Along the way, they’ll receive support through initiatives that push them to excel but provide them with the tools to do so: During the 2023-24 academic year, Maryville College received a $2.25 million Title III Strengthening Institutions Program grant that will establish the “‘Building an IDEAL Community Project,’ with IDEAL an acronym for inclusive, diverse, equitable and accessible learning,” Coker announced last fall. “This program will meet the needs of our students by creating a student success model with a diversity, equity, and inclusion (DEI) focus. The funding will allow for the hiring of seven critical new staff positions, first-year experience programming, and renovations to create a one-stop shop student support center on campus.”

In addition, the College received in May a $776,000 Tennessee Department of Economic and Community Development grant that will establish the Maryville College Digital Edge Program, which will be administered through the MC Career Center and assist students in discovering and enrolling in courses to strengthen their digital skills and allow them to complete micro-credentials — qualifications that focus upon specific technological disciplines through one or more accelerated educational training programs.

“It’s such an honor to be a part of an institution where everyone labors to go above and beyond for our students — both those who have been Scots for several years now, and those who are still deciding whether to become a part of our family,” Bowman said. “I can’t say enough good things about the ways in which our Admissions and Financial Aid teams navigated the problems with FAFSA, but I’m also confident that the appeal of Maryville College — all that it offers today, and all that it will offer in the years to come — plays a large role in the decision of transfer students and rising first-years to commit to MC.”

“Since first being introduced as the College’s president in 2020, I’ve stated, ‘keep an eye on Maryville College,’ and I hope that many heeded that advice,” Coker added. “Our progress and success over the past four years has exceeded even my expectations. And we’re not slowing down anytime soon — our supporters should continue to expect more bold and strategic moves in the coming years.”

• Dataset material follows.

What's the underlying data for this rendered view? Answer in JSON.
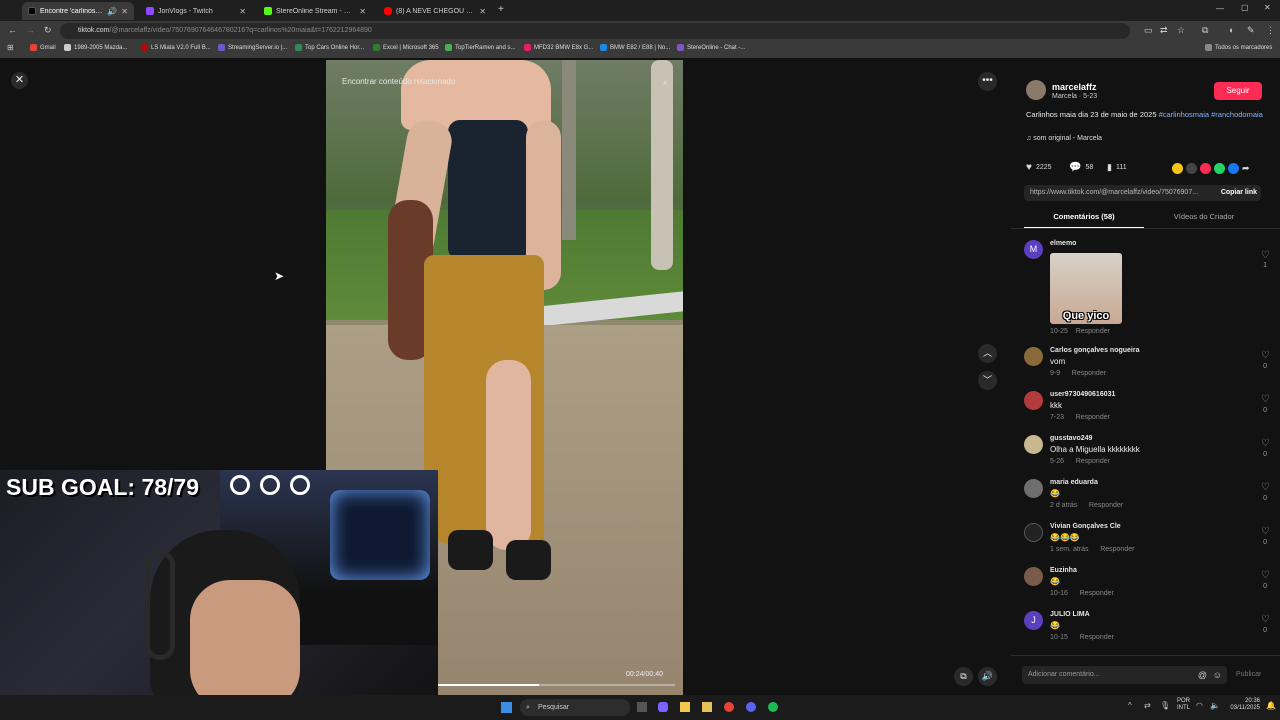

Maryville College is a nationally-ranked institution of higher learning and one of America’s oldest colleges. For more than 200 years we’ve educated students to be giving citizens and gifted leaders, to study everything, so that they are prepared for anything — to address any problem, engage with any audience and launch successful careers right away. Located in Maryville, Tennessee, between the Great Smoky Mountains National Park and the city of Knoxville, Maryville College offers nearly 1,200  students from around the world both the beauty of a rural setting and the advantages of an urban center, as well as more than 60 majors, seven pre-professional programs and career preparation from their first day on campus to their last. Today, our 10,000 alumni are living life strong of mind and brave of heart and are prepared, in the words of our Presbyterian founder, to “do good on the largest possible scale.”